Smoking effects your gums by causing a lack of oxygen in the bloodstream, meaning any infected gums are less likely to heal. And if there was ever a reason to stop smoking, this is it – gum disease is still considered to be one of the most common contributing facts of tooth loss in adulthood!
How is smoking linked to cancer?
Most people are now aware of the link smoking has to a whole host fatal diseases, including both lung and throat cancer. But did you know that it’s also the number one cause of mouth cancer too?
Every year, thousands of people die from mouth cancer, triggered by smoking.
Can I use any special dental hygiene products to help with the problem?
People who smoke are more likely to suffer from bad breath than non-smokers. If this is a problem for you, the good news is that there are a number of ways that you can disguise it including using fresh breath products.
However, it’s worth remembering that most products will only provide short-term solutions, rather than an effective cure. If the problem persists, you could always try using a smokers’ toothpaste, however you must be aware that these tend to be abrasive and can cause a whole host of lasting problems, such as sensitivity.

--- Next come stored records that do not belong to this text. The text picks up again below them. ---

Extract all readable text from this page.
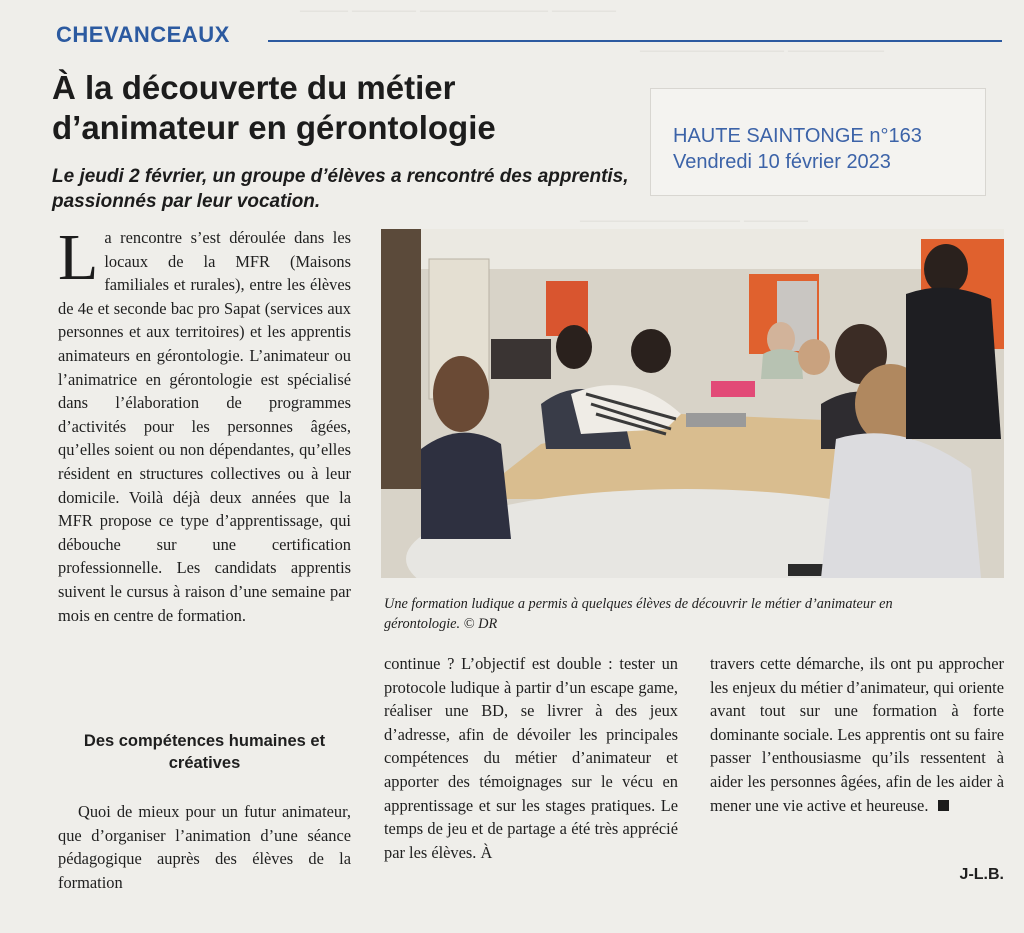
——— ———— ———————— ————
————————— ——————
—————————— ————
CHEVANCEAUX
À la découverte du métier d’animateur en gérontologie
Le jeudi 2 février, un groupe d’élèves a rencontré des apprentis, passionnés par leur vocation.
HAUTE SAINTONGE n°163
Vendredi 10 février 2023
L a rencontre s’est déroulée dans les locaux de la MFR (Maisons familiales et rurales), entre les élèves de 4e et seconde bac pro Sapat (services aux personnes et aux territoires) et les apprentis animateurs en gérontologie. L’animateur ou l’animatrice en gérontologie est spécialisé dans l’élaboration de programmes d’activités pour les personnes âgées, qu’elles soient ou non dépendantes, qu’elles résident en structures collectives ou à leur domicile. Voilà déjà deux années que la MFR propose ce type d’apprentissage, qui débouche sur une certification professionnelle. Les candidats apprentis suivent le cursus à raison d’une semaine par mois en centre de formation.

Des compétences humaines et créatives

Quoi de mieux pour un futur animateur, que d’organiser l’animation d’une séance pédagogique auprès des élèves de la formation

Une formation ludique a permis à quelques élèves de découvrir le métier d’animateur en gérontologie. © DR

continue ? L’objectif est double : tester un protocole ludique à partir d’un escape game, réaliser une BD, se livrer à des jeux d’adresse, afin de dévoiler les principales compétences du métier d’animateur et apporter des témoignages sur le vécu en apprentissage et sur les stages pratiques. Le temps de jeu et de partage a été très apprécié par les élèves. À

travers cette démarche, ils ont pu approcher les enjeux du métier d’animateur, qui oriente avant tout sur une formation à forte dominante sociale. Les apprentis ont su faire passer l’enthousiasme qu’ils ressentent à aider les personnes âgées, afin de les aider à mener une vie active et heureuse.

J-L.B.
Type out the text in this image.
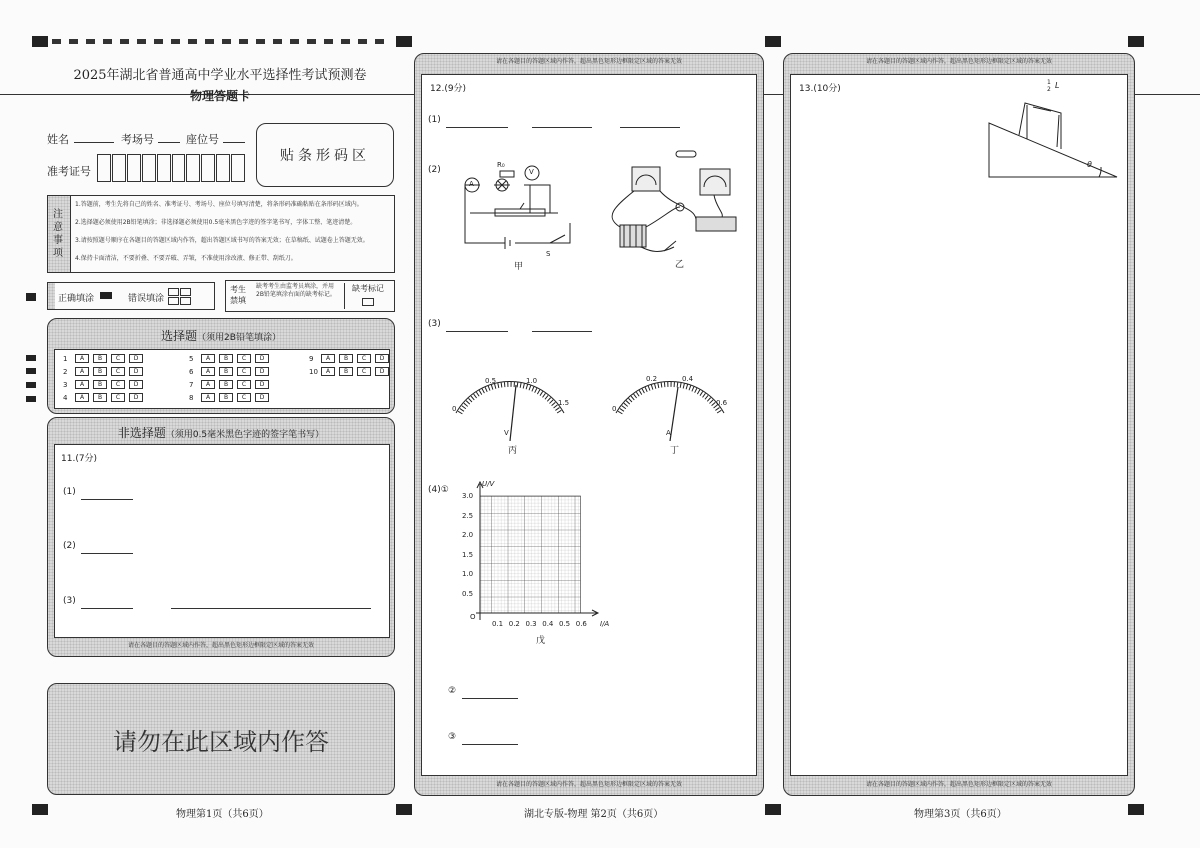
2025年湖北省普通高中学业水平选择性考试预测卷
物理答题卡
姓名	考场号	座位号
准考证号
贴条形码区
注意事项
1.答题前，考生先将自己的姓名、准考证号、考场号、座位号填写清楚，将条形码准确粘贴在条形码区域内。
2.选择题必须使用2B铅笔填涂；非选择题必须使用0.5毫米黑色字迹的签字笔书写，字体工整、笔迹清楚。
3.请按照题号顺序在各题目的答题区域内作答，超出答题区域书写的答案无效；在草稿纸、试题卷上答题无效。
4.保持卡面清洁，不要折叠、不要弄破、弄皱，不准使用涂改液、修正带、刮纸刀。
正确填涂	错误填涂
考生禁填
缺考考生由监考员填涂，并用2B铅笔填涂右面的缺考标记。
缺考标记
选择题（须用2B铅笔填涂）
1	A	B	C	D
2	A	B	C	D
3	A	B	C	D
4	A	B	C	D
5	A	B	C	D
6	A	B	C	D
7	A	B	C	D
8	A	B	C	D
9	A	B	C	D
10	A	B	C	D
非选择题（须用0.5毫米黑色字迹的签字笔书写）
11.(7分)
(1)
(2)
(3)
请在各题目的答题区域内作答，超出黑色矩形边框限定区域的答案无效
请勿在此区域内作答
物理第1页（共6页）
请在各题目的答题区域内作答，超出黑色矩形边框限定区域的答案无效
12.(9分)
(1)
(2)
A
V
R₀
S
甲	乙
(3)
0
0.5	1.0
1.5
V
丙
0
0.2	0.4
0.6
A
丁
(4)①
U/V
3.0
2.5
2.0
1.5
1.0
0.5
0.1 0.2 0.3 0.4 0.5 0.6
O
I/A
戊
②
③
请在各题目的答题区域内作答，超出黑色矩形边框限定区域的答案无效
湖北专版-物理 第2页（共6页）
请在各题目的答题区域内作答，超出黑色矩形边框限定区域的答案无效
13.(10分)
1
2 L
θ
请在各题目的答题区域内作答，超出黑色矩形边框限定区域的答案无效
物理第3页（共6页）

How often should I visit my dentist and what can my dentist do for me?
In order to maintain a good standard of dental hygiene and a happy, healthy smile, you should ensure that you visit your dentist and dental hygiene team regularly.
After all, regular check ups and full mouth examinations will allow your dentist to spot any problems early. Above all, if you’re a smoker, it’s even more important that you get into the habit of attending your dentist every 6 mouths so that they can examine your cheeks, tongue and throat too.